Finding the "Nth node from the end" of a linked list

Stephano picture Stephano · Feb 26, 2010 · Viewed 9.5k times · Source

This seems to be returning the correct answer, but I'm not sure if this is really the best way to go about things. It seems like I'm visiting the first n nodes too many times. Any suggestions?

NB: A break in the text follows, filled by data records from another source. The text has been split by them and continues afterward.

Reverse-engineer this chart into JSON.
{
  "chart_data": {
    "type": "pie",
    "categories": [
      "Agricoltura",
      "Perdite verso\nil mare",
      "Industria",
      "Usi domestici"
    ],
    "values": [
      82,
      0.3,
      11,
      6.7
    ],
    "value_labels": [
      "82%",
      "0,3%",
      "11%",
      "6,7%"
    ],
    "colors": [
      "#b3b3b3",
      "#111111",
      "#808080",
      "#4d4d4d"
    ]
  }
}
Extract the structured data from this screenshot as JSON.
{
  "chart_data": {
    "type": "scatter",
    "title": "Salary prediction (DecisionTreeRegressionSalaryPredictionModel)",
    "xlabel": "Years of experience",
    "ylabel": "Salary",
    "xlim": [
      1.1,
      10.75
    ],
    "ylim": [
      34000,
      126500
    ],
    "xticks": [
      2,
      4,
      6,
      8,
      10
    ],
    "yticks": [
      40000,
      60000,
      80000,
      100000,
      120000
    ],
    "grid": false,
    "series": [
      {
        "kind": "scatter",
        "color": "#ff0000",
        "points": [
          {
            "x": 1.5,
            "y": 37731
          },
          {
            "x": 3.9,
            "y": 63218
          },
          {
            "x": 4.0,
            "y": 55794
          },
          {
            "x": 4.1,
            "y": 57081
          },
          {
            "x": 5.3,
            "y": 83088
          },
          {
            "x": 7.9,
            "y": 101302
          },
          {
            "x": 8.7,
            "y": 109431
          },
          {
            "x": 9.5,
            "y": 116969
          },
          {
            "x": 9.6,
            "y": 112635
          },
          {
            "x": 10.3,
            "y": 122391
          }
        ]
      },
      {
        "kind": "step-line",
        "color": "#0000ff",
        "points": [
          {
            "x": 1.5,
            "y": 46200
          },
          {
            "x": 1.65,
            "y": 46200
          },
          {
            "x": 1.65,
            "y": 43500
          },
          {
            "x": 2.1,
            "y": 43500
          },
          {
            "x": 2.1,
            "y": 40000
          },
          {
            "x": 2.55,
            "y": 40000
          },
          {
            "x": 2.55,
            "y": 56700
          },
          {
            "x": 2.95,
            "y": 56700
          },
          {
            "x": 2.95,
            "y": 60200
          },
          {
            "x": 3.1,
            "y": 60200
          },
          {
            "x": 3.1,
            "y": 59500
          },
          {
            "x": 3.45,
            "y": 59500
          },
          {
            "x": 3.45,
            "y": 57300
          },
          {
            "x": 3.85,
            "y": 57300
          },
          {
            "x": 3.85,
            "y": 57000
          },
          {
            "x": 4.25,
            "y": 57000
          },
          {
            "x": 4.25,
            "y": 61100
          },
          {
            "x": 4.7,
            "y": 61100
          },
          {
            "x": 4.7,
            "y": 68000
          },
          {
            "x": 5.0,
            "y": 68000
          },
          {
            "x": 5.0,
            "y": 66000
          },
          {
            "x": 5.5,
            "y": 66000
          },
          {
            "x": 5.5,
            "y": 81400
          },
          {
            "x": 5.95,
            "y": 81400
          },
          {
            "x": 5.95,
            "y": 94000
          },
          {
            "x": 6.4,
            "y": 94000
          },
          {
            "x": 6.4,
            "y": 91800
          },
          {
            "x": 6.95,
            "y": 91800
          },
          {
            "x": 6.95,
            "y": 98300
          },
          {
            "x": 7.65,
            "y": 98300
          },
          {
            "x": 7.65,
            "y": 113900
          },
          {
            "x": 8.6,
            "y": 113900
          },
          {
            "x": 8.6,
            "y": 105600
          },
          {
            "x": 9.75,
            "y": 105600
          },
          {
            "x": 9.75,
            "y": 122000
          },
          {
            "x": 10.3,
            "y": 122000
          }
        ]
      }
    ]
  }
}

Note that I have to do this with a singly linked list.

Node *findNodeFromLast( Node *head, int n )
{
    Node *currentNode;
    Node *behindCurrent;
    currentNode = head;
    for( int i = 0; i < n; i++ ) {
        if( currentNode->next ) {
            currentNode = currentNode->next;
        } else {
            return NULL;
        }
    }

    behindCurrent = head;
    while( currentNode->next ) {
        currentNode = currentNode->next;
        behindCurrent = behindCurrent->next;
    }

    return behindCurrent;
}

Answer

Mark Byers picture Mark Byers · Feb 27, 2010

Another way to do it without visiting nodes twice is as follows:

Create an empty array of size n, a pointer into this array starting at index 0, and start iterating from the beginning of the linked list. Every time you visit a node store it in the current index of the array and advance the array pointer. When you fill the array, wrap around and overwrite the elements you stored before. When you reach the end of the list, the pointer will be pointing at the element n from the end of the list.

But this also is just an O(n) algorithm. What you are currently doing is fine. I see no compelling reason to change it.